Acostumbro dejar el celular cuando me siento a almorzar o cenar con hijos y nietos o amigos en mi casa. Y le ruego siempre dejar sus adminículos por el breve rato en que comer juntos alrededor de una mesa es ocasión para conversar, hablarnos y escucharnos unos a otros, mirándonos los ojos y compartiendo de manera mas cálida que un abrupto mensaje de texto o breve llamada telefónica.

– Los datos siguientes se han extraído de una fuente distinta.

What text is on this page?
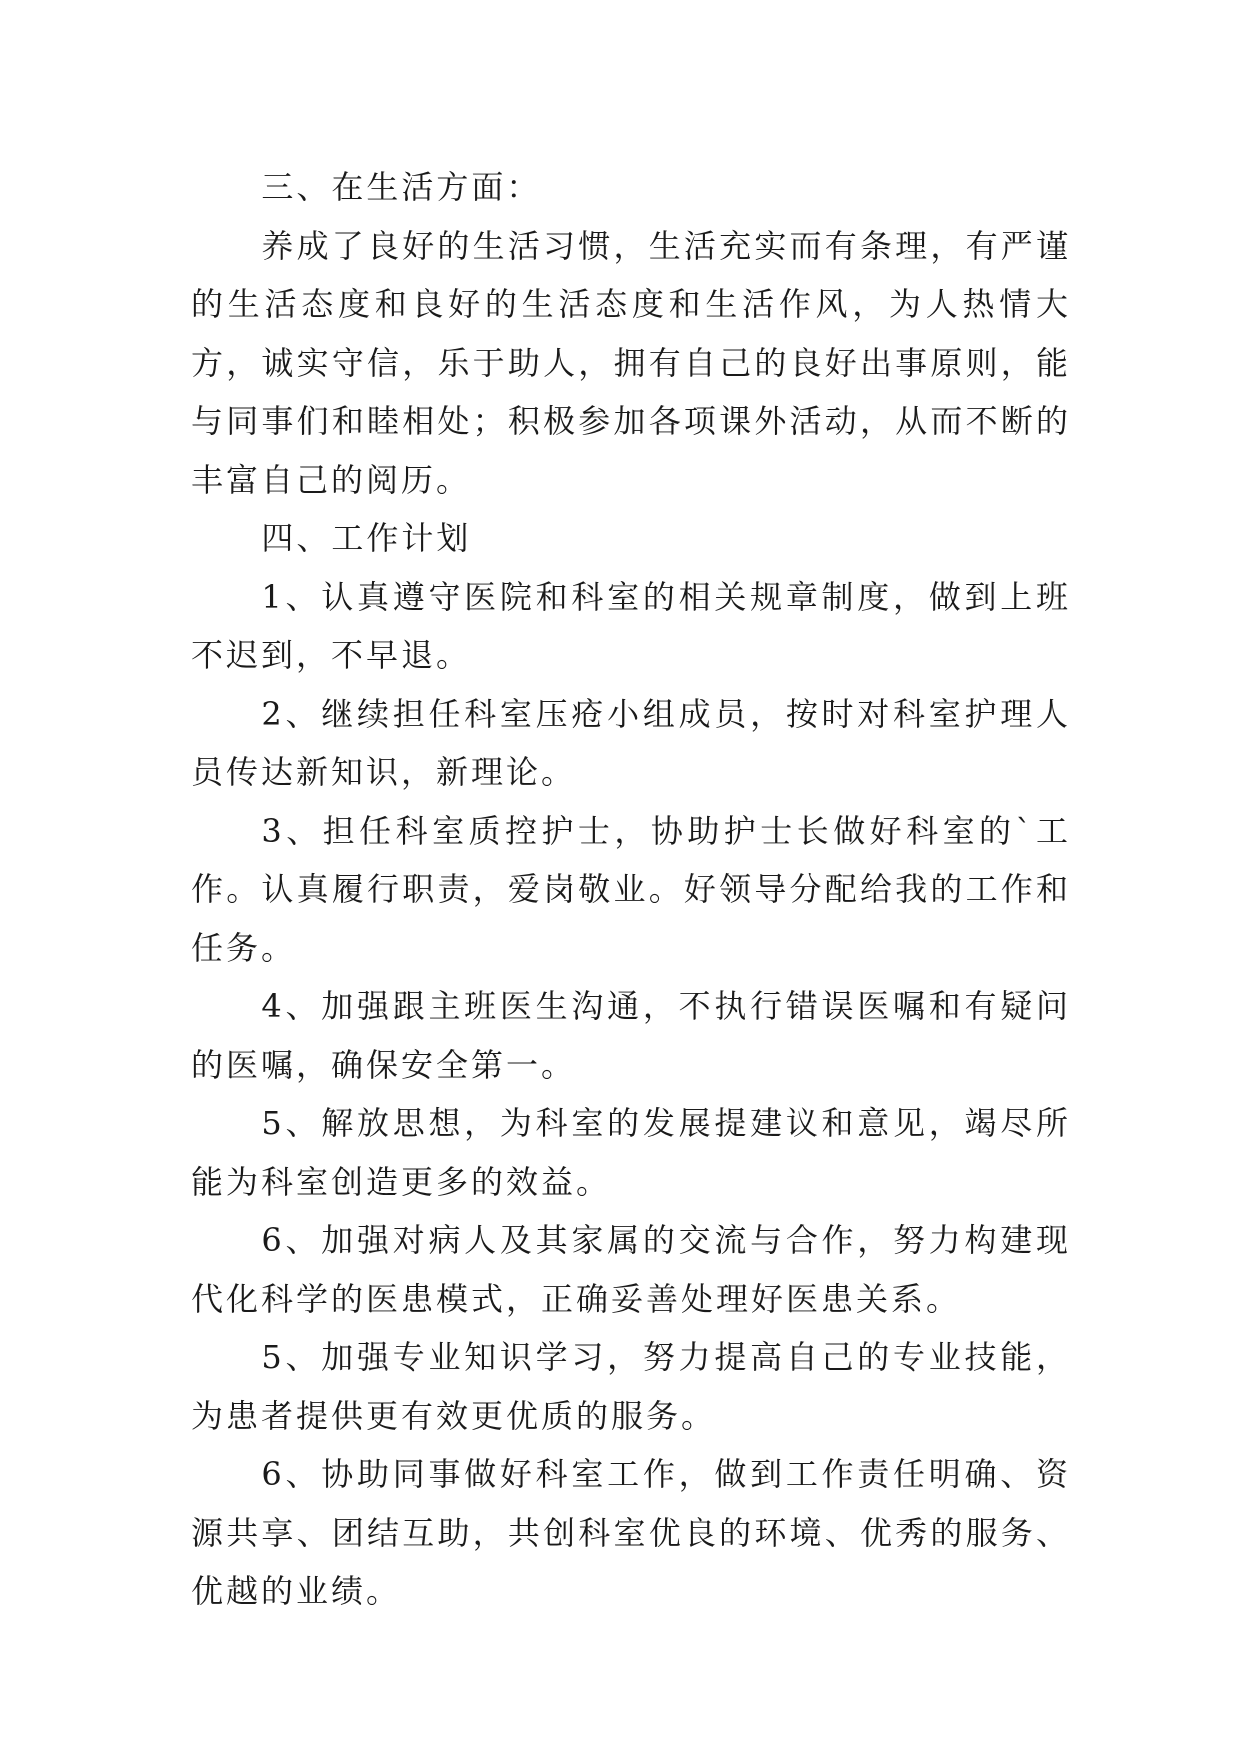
三、在生活方面：

养成了良好的生活习惯，生活充实而有条理，有严谨的生活态度和良好的生活态度和生活作风，为人热情大方，诚实守信，乐于助人，拥有自己的良好出事原则，能与同事们和睦相处；积极参加各项课外活动，从而不断的丰富自己的阅历。

四、工作计划

1、认真遵守医院和科室的相关规章制度，做到上班不迟到，不早退。

2、继续担任科室压疮小组成员，按时对科室护理人员传达新知识，新理论。

3、担任科室质控护士，协助护士长做好科室的`工作。认真履行职责，爱岗敬业。好领导分配给我的工作和任务。

4、加强跟主班医生沟通，不执行错误医嘱和有疑问的医嘱，确保安全第一。

5、解放思想，为科室的发展提建议和意见，竭尽所能为科室创造更多的效益。

6、加强对病人及其家属的交流与合作，努力构建现代化科学的医患模式，正确妥善处理好医患关系。

5、加强专业知识学习，努力提高自己的专业技能，为患者提供更有效更优质的服务。

6、协助同事做好科室工作，做到工作责任明确、资源共享、团结互助，共创科室优良的环境、优秀的服务、优越的业绩。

Por eso me alegró muchísimo irnos todos excepto mi hijo menor, que hace medicina interna en Estados Unidos, a redescubrir Valle Nuevo, alejados de las señales de Internet. Los niños hicieron nuevos amigos, corretearon entre pinares, montaron caballos, acariciaron ovejas y “adoptaron” a un Caqui manso y juguetón. Se calentaron en hoguera de leña, oyeron grillos distintos a los citadinos, vieron cotorras y caos y estuvieron azorados por las neblinas del amanecer. Mi hijo mayor, amante del senderismo y el camping, los llevó por unas trillos mágicos de los que volvieron encantados.
Apenas regreso a la ciudad y ya me llaman del periódico, que si no pienso escribir mi columna. Pues bien, hecha está.